ALLAH, Firavun'dan nakille şöyle buyuruyor:
"Firavun dedi: Ey Hâmân, bana yüksek bir kule yap ki o sebeblere (yollara) erişeyim, (yani göklerin yollarına erişeyim de Mûsâ'nın ilahına çıkıp bakayım)" (Mu'min, 36-37).
Bu sözleriyle Firavun, Mûsâ (a.s.)'ın, ALLAH'ın göklerin yukarısında olduğu şeklindeki sözünü yalanlamaktadır. ALLAH Teâlâ yine şöyle buyurmaktadır:
"Gökte olanın, sizi yere batırmayacağından emin misiniz?" (Mulk, 16).

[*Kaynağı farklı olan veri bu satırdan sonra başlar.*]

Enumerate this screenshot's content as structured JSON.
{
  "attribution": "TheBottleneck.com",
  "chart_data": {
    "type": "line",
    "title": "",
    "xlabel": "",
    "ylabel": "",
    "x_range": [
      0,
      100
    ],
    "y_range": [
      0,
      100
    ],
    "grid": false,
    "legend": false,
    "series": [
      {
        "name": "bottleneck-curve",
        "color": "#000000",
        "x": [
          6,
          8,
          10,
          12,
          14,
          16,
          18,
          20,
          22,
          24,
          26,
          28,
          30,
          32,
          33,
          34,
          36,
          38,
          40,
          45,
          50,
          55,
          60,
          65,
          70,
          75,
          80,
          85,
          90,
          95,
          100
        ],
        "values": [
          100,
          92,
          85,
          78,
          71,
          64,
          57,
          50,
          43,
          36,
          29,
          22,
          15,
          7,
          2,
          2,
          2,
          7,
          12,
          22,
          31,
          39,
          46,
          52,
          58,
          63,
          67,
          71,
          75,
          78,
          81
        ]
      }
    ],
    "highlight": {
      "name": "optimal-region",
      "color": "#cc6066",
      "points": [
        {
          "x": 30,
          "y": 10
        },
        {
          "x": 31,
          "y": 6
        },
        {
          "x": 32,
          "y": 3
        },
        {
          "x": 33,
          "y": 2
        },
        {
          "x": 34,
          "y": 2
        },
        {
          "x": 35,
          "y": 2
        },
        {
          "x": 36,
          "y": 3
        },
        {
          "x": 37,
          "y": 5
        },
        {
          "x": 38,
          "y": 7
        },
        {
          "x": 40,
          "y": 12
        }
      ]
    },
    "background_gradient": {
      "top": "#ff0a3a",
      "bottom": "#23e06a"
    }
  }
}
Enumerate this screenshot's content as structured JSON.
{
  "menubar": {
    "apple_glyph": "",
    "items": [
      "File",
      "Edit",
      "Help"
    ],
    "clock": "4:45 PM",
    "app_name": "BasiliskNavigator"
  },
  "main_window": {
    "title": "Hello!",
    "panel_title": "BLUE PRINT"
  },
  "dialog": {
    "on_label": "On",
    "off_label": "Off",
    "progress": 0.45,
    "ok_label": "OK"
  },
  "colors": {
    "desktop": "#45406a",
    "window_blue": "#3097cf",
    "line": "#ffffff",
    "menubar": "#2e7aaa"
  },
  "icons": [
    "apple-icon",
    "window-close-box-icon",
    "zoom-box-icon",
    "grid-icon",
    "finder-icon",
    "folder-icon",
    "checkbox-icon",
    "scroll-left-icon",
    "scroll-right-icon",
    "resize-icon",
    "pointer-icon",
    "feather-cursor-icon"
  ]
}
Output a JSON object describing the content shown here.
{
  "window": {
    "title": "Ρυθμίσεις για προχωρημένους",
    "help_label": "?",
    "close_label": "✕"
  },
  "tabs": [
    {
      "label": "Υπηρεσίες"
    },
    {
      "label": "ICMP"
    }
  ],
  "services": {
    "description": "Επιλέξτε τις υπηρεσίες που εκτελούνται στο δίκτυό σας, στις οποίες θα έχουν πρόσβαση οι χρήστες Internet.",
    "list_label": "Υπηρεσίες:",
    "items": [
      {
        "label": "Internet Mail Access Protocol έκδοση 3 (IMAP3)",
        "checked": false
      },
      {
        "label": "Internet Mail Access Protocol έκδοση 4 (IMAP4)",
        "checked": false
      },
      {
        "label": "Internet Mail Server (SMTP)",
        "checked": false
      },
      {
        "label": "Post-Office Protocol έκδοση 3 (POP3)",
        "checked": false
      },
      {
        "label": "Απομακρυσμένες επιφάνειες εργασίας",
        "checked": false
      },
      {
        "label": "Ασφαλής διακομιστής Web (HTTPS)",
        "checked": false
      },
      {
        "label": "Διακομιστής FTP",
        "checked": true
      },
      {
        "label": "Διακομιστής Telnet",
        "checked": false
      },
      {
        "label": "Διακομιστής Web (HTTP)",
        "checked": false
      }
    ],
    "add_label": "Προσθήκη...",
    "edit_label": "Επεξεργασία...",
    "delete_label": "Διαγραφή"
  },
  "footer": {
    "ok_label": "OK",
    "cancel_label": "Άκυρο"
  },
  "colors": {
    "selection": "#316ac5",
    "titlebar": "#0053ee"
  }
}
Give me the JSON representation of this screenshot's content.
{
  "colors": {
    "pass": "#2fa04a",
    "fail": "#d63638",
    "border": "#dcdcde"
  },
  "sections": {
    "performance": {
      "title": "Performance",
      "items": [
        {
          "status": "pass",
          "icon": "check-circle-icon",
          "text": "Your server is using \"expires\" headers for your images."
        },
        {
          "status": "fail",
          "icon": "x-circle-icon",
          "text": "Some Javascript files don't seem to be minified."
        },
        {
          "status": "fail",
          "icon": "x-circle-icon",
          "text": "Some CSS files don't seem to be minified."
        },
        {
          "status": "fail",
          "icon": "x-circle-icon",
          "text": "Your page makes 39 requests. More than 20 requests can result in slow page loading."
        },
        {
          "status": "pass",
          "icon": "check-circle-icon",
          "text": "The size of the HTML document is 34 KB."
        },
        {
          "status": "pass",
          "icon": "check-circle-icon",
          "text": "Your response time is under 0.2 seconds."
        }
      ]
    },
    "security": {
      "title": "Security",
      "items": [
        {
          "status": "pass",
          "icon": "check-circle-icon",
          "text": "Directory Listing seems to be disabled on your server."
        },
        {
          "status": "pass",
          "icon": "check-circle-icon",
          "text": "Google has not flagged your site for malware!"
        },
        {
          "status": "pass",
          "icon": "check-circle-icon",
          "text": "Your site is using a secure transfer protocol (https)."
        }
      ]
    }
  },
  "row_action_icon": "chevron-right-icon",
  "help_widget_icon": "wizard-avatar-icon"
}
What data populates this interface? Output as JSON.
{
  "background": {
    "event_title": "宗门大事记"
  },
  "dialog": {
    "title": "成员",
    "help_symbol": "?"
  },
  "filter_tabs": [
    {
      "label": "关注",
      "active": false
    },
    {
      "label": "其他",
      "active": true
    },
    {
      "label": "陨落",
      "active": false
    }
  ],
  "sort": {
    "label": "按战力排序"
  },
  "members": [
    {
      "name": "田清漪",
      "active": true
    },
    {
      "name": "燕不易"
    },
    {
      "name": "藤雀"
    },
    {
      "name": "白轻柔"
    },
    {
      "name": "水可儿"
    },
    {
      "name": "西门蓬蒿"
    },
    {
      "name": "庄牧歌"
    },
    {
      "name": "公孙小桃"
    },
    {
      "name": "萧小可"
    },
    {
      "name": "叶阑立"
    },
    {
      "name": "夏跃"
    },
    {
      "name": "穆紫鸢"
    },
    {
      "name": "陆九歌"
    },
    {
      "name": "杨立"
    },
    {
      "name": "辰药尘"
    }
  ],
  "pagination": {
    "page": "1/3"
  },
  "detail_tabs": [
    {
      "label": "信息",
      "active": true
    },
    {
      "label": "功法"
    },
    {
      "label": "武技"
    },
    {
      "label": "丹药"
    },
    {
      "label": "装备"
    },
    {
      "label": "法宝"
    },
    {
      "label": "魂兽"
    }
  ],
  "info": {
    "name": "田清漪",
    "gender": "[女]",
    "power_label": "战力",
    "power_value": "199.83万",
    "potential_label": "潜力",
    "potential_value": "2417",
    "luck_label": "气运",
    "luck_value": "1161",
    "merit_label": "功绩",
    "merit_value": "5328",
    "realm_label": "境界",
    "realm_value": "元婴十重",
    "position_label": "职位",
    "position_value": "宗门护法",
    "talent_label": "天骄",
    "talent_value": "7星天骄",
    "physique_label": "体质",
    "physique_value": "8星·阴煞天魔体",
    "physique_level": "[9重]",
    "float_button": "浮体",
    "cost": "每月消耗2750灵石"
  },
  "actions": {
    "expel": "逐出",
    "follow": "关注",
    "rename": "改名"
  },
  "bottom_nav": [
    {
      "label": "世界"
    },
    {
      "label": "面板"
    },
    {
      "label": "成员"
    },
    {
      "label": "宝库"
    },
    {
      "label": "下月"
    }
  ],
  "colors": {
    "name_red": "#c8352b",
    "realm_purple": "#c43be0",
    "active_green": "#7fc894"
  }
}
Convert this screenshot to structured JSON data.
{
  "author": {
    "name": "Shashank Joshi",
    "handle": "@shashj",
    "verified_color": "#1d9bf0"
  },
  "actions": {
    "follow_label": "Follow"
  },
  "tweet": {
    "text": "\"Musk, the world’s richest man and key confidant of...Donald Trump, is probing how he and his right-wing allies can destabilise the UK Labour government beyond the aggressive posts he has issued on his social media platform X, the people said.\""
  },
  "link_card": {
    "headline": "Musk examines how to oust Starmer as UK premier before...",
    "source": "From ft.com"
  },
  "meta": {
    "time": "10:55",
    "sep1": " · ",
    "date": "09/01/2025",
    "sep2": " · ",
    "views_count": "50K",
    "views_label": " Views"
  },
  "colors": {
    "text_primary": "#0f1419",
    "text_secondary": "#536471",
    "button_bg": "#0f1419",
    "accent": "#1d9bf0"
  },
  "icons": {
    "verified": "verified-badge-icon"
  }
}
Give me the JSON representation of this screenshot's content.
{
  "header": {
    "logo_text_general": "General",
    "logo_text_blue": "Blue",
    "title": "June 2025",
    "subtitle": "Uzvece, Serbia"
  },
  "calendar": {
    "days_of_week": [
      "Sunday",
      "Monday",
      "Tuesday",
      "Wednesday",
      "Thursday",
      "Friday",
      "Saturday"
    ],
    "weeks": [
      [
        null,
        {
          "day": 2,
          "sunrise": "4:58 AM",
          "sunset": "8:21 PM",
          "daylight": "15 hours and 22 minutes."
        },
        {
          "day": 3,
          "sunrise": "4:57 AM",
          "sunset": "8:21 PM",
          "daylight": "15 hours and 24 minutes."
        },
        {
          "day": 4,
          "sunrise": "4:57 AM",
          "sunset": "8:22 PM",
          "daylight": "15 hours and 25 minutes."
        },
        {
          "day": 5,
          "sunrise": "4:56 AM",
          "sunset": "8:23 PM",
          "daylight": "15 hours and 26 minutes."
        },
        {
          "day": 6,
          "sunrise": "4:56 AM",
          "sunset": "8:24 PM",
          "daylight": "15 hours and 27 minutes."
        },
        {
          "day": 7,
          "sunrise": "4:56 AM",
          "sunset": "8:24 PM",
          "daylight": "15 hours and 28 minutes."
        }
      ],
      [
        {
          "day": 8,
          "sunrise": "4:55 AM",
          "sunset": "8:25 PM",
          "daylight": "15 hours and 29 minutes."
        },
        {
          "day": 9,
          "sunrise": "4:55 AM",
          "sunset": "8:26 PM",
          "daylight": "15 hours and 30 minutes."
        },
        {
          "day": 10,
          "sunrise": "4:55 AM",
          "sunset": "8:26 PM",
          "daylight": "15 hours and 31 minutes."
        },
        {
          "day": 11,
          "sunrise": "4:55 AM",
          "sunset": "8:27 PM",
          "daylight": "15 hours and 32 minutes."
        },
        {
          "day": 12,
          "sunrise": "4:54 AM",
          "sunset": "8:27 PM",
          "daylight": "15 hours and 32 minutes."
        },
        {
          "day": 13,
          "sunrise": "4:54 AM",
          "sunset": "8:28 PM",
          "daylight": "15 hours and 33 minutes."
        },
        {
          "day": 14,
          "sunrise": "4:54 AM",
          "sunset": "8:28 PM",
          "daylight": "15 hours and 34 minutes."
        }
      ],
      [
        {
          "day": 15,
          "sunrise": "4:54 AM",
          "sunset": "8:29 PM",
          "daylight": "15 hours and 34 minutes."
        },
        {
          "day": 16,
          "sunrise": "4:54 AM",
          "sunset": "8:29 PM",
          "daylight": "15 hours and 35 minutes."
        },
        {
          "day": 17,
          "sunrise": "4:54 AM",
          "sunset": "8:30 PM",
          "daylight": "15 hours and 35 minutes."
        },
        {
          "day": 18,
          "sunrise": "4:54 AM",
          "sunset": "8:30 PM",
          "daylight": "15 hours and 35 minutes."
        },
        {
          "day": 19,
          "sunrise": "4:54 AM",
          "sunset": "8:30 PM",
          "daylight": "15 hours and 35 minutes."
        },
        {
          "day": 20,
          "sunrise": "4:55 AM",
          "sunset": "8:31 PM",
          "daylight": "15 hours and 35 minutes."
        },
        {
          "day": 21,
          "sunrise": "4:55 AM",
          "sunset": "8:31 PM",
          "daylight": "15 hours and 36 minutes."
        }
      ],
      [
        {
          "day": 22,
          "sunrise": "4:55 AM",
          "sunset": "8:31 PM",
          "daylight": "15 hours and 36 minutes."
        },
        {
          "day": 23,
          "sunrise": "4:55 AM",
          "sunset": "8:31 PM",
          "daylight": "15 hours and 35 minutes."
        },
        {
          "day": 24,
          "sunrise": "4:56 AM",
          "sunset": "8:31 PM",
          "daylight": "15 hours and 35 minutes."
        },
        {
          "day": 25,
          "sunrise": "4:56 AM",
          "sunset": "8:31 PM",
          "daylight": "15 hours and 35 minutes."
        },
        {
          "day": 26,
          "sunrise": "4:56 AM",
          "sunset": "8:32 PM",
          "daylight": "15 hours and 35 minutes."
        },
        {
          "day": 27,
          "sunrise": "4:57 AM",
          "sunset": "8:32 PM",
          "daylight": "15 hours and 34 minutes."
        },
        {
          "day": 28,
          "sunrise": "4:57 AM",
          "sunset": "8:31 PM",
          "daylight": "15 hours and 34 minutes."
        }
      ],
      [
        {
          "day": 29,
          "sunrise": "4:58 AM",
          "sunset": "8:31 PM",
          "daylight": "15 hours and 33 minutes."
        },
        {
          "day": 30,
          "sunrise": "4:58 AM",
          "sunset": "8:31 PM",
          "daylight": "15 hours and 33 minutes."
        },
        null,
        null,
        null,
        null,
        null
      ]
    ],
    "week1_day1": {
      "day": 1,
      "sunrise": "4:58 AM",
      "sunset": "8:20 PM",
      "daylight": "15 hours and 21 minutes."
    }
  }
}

Göklerin yukarısında Arş vardır. Arş, göklerin yukarısında olunca "Gökte olandan emin misiniz?" buyurmuştur. Çünkü ALLAH, göklerin üzerindeki Arş'a istivâ etmiştir. Her yukarıda olan, göktür. Arş, göklerin en yukarısıdır"
(İmam el-Eş'ârî, el-İbâne an Usûlu'd-Diyâne, Medine 1975, s. 30-31).
Eş'arî bu konuya devam ederek, dua esnasında insanların ellerini Arş'a doğru kaldırdıklarını, Mûtezile, Cehmiyye ve Hâriciyye mezheblerine muntesib olanların, istivâ'yı istilâ, mulk ve kahr gibi şeylerle te'vil ederek ALLAH'ın her yerde olduğunu söylediklerini, Hak ehlinin görüşü olan ALLAH'ın Arş'ın üzerinde' olduğu görüşüne karşı çıktıklarını anlatır ve bu konuda daha pek çok delil sıralar.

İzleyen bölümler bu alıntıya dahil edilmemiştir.